‘No evidence’ hard border can be avoided in Ireland, MPs admit

‘No evidence’ hard border can be avoided in Ireland, MPs admit

A DAMNING report on the issues relating to the border in Ireland reveals there is “no evidence” the return of physical checkpoints and infrastructure can be avoided once Britain leaves the EU.  

The report, by the Northern Ireland Affairs Committee, entitled The Land Border between Northern Ireland and Ireland, states “we have seen no evidence to suggest that, right now, an invisible border is possible”.

Published today, it calls upon the British Government to “bring forward without delay” detailed plans on how it will “operate and maintain an invisible border”.

Conservative MP Dr Andrew Murrison chairs the Committee, which includes fellow Tory MPs Robert Goodwill and Jack Lopresti among its membership.

Labour MPs John Grogan, Conor McGinn and Kate Hoey are also members, sitting alongside the DUP's Gregory Campbell, Ian Paisley Jr and Jim Shannon.

There are 13 members of the cross-party group in total.

The report follows their examination of whether it wil be possible for Britain to leave the EU's single market and customs union without creating a hard border in Ireland.

In their findings, they state: “The Committee has heard numerous proposals for how the UK and the EU could ensure customs compliance without physical infrastructure at the border.

“This is currently the case for enforcement in relation to fuel, alcohol and tobacco.

“ These proposals address the question of compliance through mobile patrols, risk analysis, data-sharing and enforcement measures away from the border.

“However, we have had no visibility of any technical solutions, anywhere in the world, beyond the aspirational, that would remove the need for physical infrastructure at the border.”

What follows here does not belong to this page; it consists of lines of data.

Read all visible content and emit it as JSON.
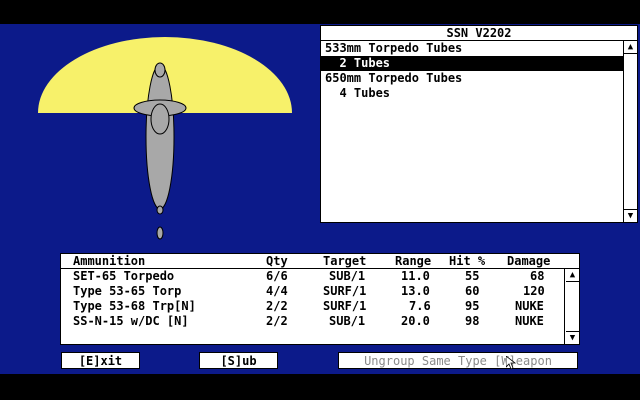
{
  "weapon_slots": {
    "title": "SSN V2202",
    "rows": [
      {
        "text": "533mm Torpedo Tubes"
      },
      {
        "text": "  2 Tubes"
      },
      {
        "text": "650mm Torpedo Tubes"
      },
      {
        "text": "  4 Tubes"
      }
    ],
    "selected": 1
  },
  "ammunition": {
    "headers": {
      "name": "Ammunition",
      "qty": "Qty",
      "target": "Target",
      "range": "Range",
      "hit": "Hit %",
      "damage": "Damage"
    },
    "rows": [
      {
        "name": "SET-65 Torpedo",
        "qty": "6/6",
        "target": "SUB/1",
        "range": "11.0",
        "hit": "55",
        "damage": "68"
      },
      {
        "name": "Type 53-65 Torp",
        "qty": "4/4",
        "target": "SURF/1",
        "range": "13.0",
        "hit": "60",
        "damage": "120"
      },
      {
        "name": "Type 53-68 Trp[N]",
        "qty": "2/2",
        "target": "SURF/1",
        "range": "7.6",
        "hit": "95",
        "damage": "NUKE"
      },
      {
        "name": "SS-N-15 w/DC [N]",
        "qty": "2/2",
        "target": "SUB/1",
        "range": "20.0",
        "hit": "98",
        "damage": "NUKE"
      }
    ]
  },
  "buttons": {
    "exit": "[E]xit",
    "sub": "[S]ub",
    "ungroup": "Ungroup Same Type [W]eapon"
  },
  "icons": {
    "scroll_up": "up-arrow-icon",
    "scroll_down": "down-arrow-icon",
    "cursor": "mouse-pointer-icon"
  },
  "colors": {
    "background": "#0c1a8a",
    "sonar_arc": "#f7f16a",
    "submarine": "#a8a8a8"
  }
}
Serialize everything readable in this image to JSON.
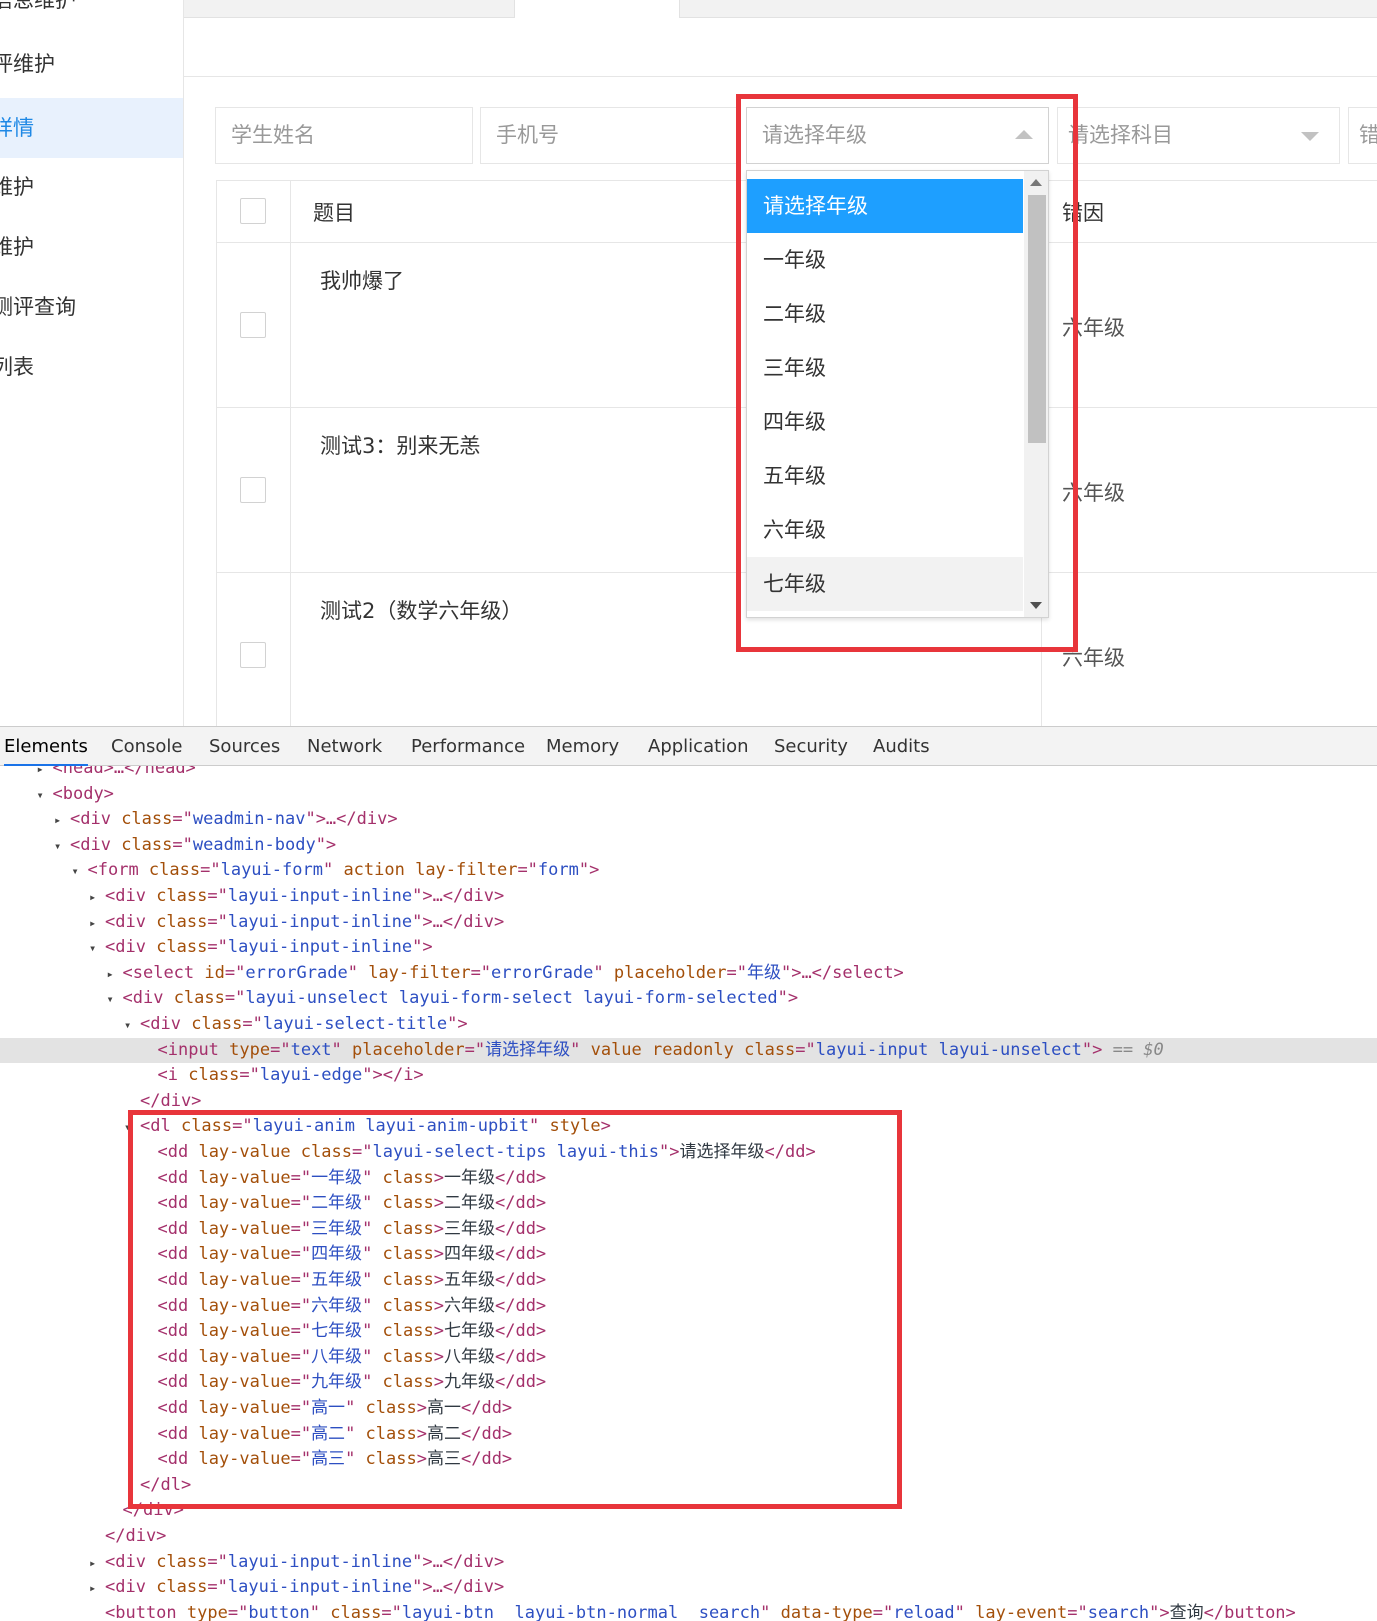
{
  "sidebar": {
    "items": [
      {
        "label": "信息维护",
        "active": false
      },
      {
        "label": "评维护",
        "active": false
      },
      {
        "label": "详情",
        "active": true
      },
      {
        "label": "维护",
        "active": false
      },
      {
        "label": "维护",
        "active": false
      },
      {
        "label": "测评查询",
        "active": false
      },
      {
        "label": "列表",
        "active": false
      }
    ]
  },
  "filters": {
    "student_name_placeholder": "学生姓名",
    "phone_placeholder": "手机号",
    "grade_placeholder": "请选择年级",
    "subject_placeholder": "请选择科目",
    "error_placeholder_partial": "错"
  },
  "table": {
    "headers": {
      "title": "题目",
      "reason": "错因"
    },
    "rows": [
      {
        "title": "我帅爆了",
        "grade": "六年级"
      },
      {
        "title": "测试3：别来无恙",
        "grade": "六年级"
      },
      {
        "title": "测试2（数学六年级）",
        "grade": "六年级"
      }
    ]
  },
  "dropdown": {
    "options": [
      "请选择年级",
      "一年级",
      "二年级",
      "三年级",
      "四年级",
      "五年级",
      "六年级",
      "七年级"
    ],
    "selected_index": 0,
    "hover_index": 7
  },
  "devtools": {
    "tabs": [
      "Elements",
      "Console",
      "Sources",
      "Network",
      "Performance",
      "Memory",
      "Application",
      "Security",
      "Audits"
    ],
    "active_tab": "Elements",
    "code_lines": [
      {
        "indent": 3,
        "arrow": "▸",
        "html": "&lt;head&gt;…&lt;/head&gt;"
      },
      {
        "indent": 3,
        "arrow": "▾",
        "html": "&lt;body&gt;"
      },
      {
        "indent": 4,
        "arrow": "▸",
        "html": "&lt;div <span class='attr'>class</span>=\"<span class='val'>weadmin-nav</span>\"&gt;…&lt;/div&gt;"
      },
      {
        "indent": 4,
        "arrow": "▾",
        "html": "&lt;div <span class='attr'>class</span>=\"<span class='val'>weadmin-body</span>\"&gt;"
      },
      {
        "indent": 5,
        "arrow": "▾",
        "html": "&lt;form <span class='attr'>class</span>=\"<span class='val'>layui-form</span>\" <span class='attr'>action lay-filter</span>=\"<span class='val'>form</span>\"&gt;"
      },
      {
        "indent": 6,
        "arrow": "▸",
        "html": "&lt;div <span class='attr'>class</span>=\"<span class='val'>layui-input-inline</span>\"&gt;…&lt;/div&gt;"
      },
      {
        "indent": 6,
        "arrow": "▸",
        "html": "&lt;div <span class='attr'>class</span>=\"<span class='val'>layui-input-inline</span>\"&gt;…&lt;/div&gt;"
      },
      {
        "indent": 6,
        "arrow": "▾",
        "html": "&lt;div <span class='attr'>class</span>=\"<span class='val'>layui-input-inline</span>\"&gt;"
      },
      {
        "indent": 7,
        "arrow": "▸",
        "html": "&lt;select <span class='attr'>id</span>=\"<span class='val'>errorGrade</span>\" <span class='attr'>lay-filter</span>=\"<span class='val'>errorGrade</span>\" <span class='attr'>placeholder</span>=\"<span class='val'>年级</span>\"&gt;…&lt;/select&gt;"
      },
      {
        "indent": 7,
        "arrow": "▾",
        "html": "&lt;div <span class='attr'>class</span>=\"<span class='val'>layui-unselect layui-form-select layui-form-selected</span>\"&gt;"
      },
      {
        "indent": 8,
        "arrow": "▾",
        "html": "&lt;div <span class='attr'>class</span>=\"<span class='val'>layui-select-title</span>\"&gt;"
      },
      {
        "indent": 9,
        "arrow": "",
        "hl": true,
        "html": "&lt;input <span class='attr'>type</span>=\"<span class='val'>text</span>\" <span class='attr'>placeholder</span>=\"<span class='val'>请选择年级</span>\" <span class='attr'>value readonly class</span>=\"<span class='val'>layui-input layui-unselect</span>\"&gt; <span class='muted'>== $0</span>"
      },
      {
        "indent": 9,
        "arrow": "",
        "html": "&lt;i <span class='attr'>class</span>=\"<span class='val'>layui-edge</span>\"&gt;&lt;/i&gt;"
      },
      {
        "indent": 8,
        "arrow": "",
        "html": "&lt;/div&gt;"
      },
      {
        "indent": 8,
        "arrow": "▾",
        "html": "&lt;dl <span class='attr'>class</span>=\"<span class='val'>layui-anim layui-anim-upbit</span>\" <span class='attr'>style</span>&gt;"
      },
      {
        "indent": 9,
        "arrow": "",
        "html": "&lt;dd <span class='attr'>lay-value class</span>=\"<span class='val'>layui-select-tips layui-this</span>\"&gt;<span class='txt'>请选择年级</span>&lt;/dd&gt;"
      },
      {
        "indent": 9,
        "arrow": "",
        "html": "&lt;dd <span class='attr'>lay-value</span>=\"<span class='val'>一年级</span>\" <span class='attr'>class</span>&gt;<span class='txt'>一年级</span>&lt;/dd&gt;"
      },
      {
        "indent": 9,
        "arrow": "",
        "html": "&lt;dd <span class='attr'>lay-value</span>=\"<span class='val'>二年级</span>\" <span class='attr'>class</span>&gt;<span class='txt'>二年级</span>&lt;/dd&gt;"
      },
      {
        "indent": 9,
        "arrow": "",
        "html": "&lt;dd <span class='attr'>lay-value</span>=\"<span class='val'>三年级</span>\" <span class='attr'>class</span>&gt;<span class='txt'>三年级</span>&lt;/dd&gt;"
      },
      {
        "indent": 9,
        "arrow": "",
        "html": "&lt;dd <span class='attr'>lay-value</span>=\"<span class='val'>四年级</span>\" <span class='attr'>class</span>&gt;<span class='txt'>四年级</span>&lt;/dd&gt;"
      },
      {
        "indent": 9,
        "arrow": "",
        "html": "&lt;dd <span class='attr'>lay-value</span>=\"<span class='val'>五年级</span>\" <span class='attr'>class</span>&gt;<span class='txt'>五年级</span>&lt;/dd&gt;"
      },
      {
        "indent": 9,
        "arrow": "",
        "html": "&lt;dd <span class='attr'>lay-value</span>=\"<span class='val'>六年级</span>\" <span class='attr'>class</span>&gt;<span class='txt'>六年级</span>&lt;/dd&gt;"
      },
      {
        "indent": 9,
        "arrow": "",
        "html": "&lt;dd <span class='attr'>lay-value</span>=\"<span class='val'>七年级</span>\" <span class='attr'>class</span>&gt;<span class='txt'>七年级</span>&lt;/dd&gt;"
      },
      {
        "indent": 9,
        "arrow": "",
        "html": "&lt;dd <span class='attr'>lay-value</span>=\"<span class='val'>八年级</span>\" <span class='attr'>class</span>&gt;<span class='txt'>八年级</span>&lt;/dd&gt;"
      },
      {
        "indent": 9,
        "arrow": "",
        "html": "&lt;dd <span class='attr'>lay-value</span>=\"<span class='val'>九年级</span>\" <span class='attr'>class</span>&gt;<span class='txt'>九年级</span>&lt;/dd&gt;"
      },
      {
        "indent": 9,
        "arrow": "",
        "html": "&lt;dd <span class='attr'>lay-value</span>=\"<span class='val'>高一</span>\" <span class='attr'>class</span>&gt;<span class='txt'>高一</span>&lt;/dd&gt;"
      },
      {
        "indent": 9,
        "arrow": "",
        "html": "&lt;dd <span class='attr'>lay-value</span>=\"<span class='val'>高二</span>\" <span class='attr'>class</span>&gt;<span class='txt'>高二</span>&lt;/dd&gt;"
      },
      {
        "indent": 9,
        "arrow": "",
        "html": "&lt;dd <span class='attr'>lay-value</span>=\"<span class='val'>高三</span>\" <span class='attr'>class</span>&gt;<span class='txt'>高三</span>&lt;/dd&gt;"
      },
      {
        "indent": 8,
        "arrow": "",
        "html": "&lt;/dl&gt;"
      },
      {
        "indent": 7,
        "arrow": "",
        "html": "&lt;/div&gt;"
      },
      {
        "indent": 6,
        "arrow": "",
        "html": "&lt;/div&gt;"
      },
      {
        "indent": 6,
        "arrow": "▸",
        "html": "&lt;div <span class='attr'>class</span>=\"<span class='val'>layui-input-inline</span>\"&gt;…&lt;/div&gt;"
      },
      {
        "indent": 6,
        "arrow": "▸",
        "html": "&lt;div <span class='attr'>class</span>=\"<span class='val'>layui-input-inline</span>\"&gt;…&lt;/div&gt;"
      },
      {
        "indent": 6,
        "arrow": "",
        "html": "&lt;button <span class='attr'>type</span>=\"<span class='val'>button</span>\" <span class='attr'>class</span>=\"<span class='val'>layui-btn  layui-btn-normal  search</span>\" <span class='attr'>data-type</span>=\"<span class='val'>reload</span>\" <span class='attr'>lay-event</span>=\"<span class='val'>search</span>\"&gt;<span class='txt'>查询</span>&lt;/button&gt;"
      }
    ]
  },
  "colors": {
    "accent": "#1e9fff",
    "active_sidebar_text": "#1e88e5",
    "highlight_box": "#e8353b"
  }
}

They add: “We recommend the Government bring forward detailed proposals, without further delay, that set out how it will maintain an open and invisible border.”

The report further states that the 12 month negotiating period around the border issue – which is due to end in March 2019 – is insufficient.

“The current negotiating timeline means, in our view, it would be challenging to expect full implementation of a new, non-visible, customs regime by March 2019,” it states.

“We have seen no evidence to suggest that, right now, an invisible border is possible.”

The MPs suggest that Britain be allowed to remain in the customs union and single market until a solution is found.

“To provide adequate time for new customs processes to be put in place, the UK may need to remain in or parallel to the Customs Union and Single Market throughout the implementation period,” they explain.

“During this implementation period, we call upon the Government to work closely with counterparts in Ireland and the EU to develop an innovative border system capable of delivering customs compliance without traditional physical infrastructure at the border.”

The report goes on to warn against leaving the EU entirely without such a solution in place, claiming: “Leaving the EU without reaching an agreement in relation to avoiding a hard border on the island of Ireland would have very negative consequences.

“We welcome both the UK and the EU’s commitment to ensuring this does not happen.

“We recommend that this reality is specifically addressed in statements made by Ministers.”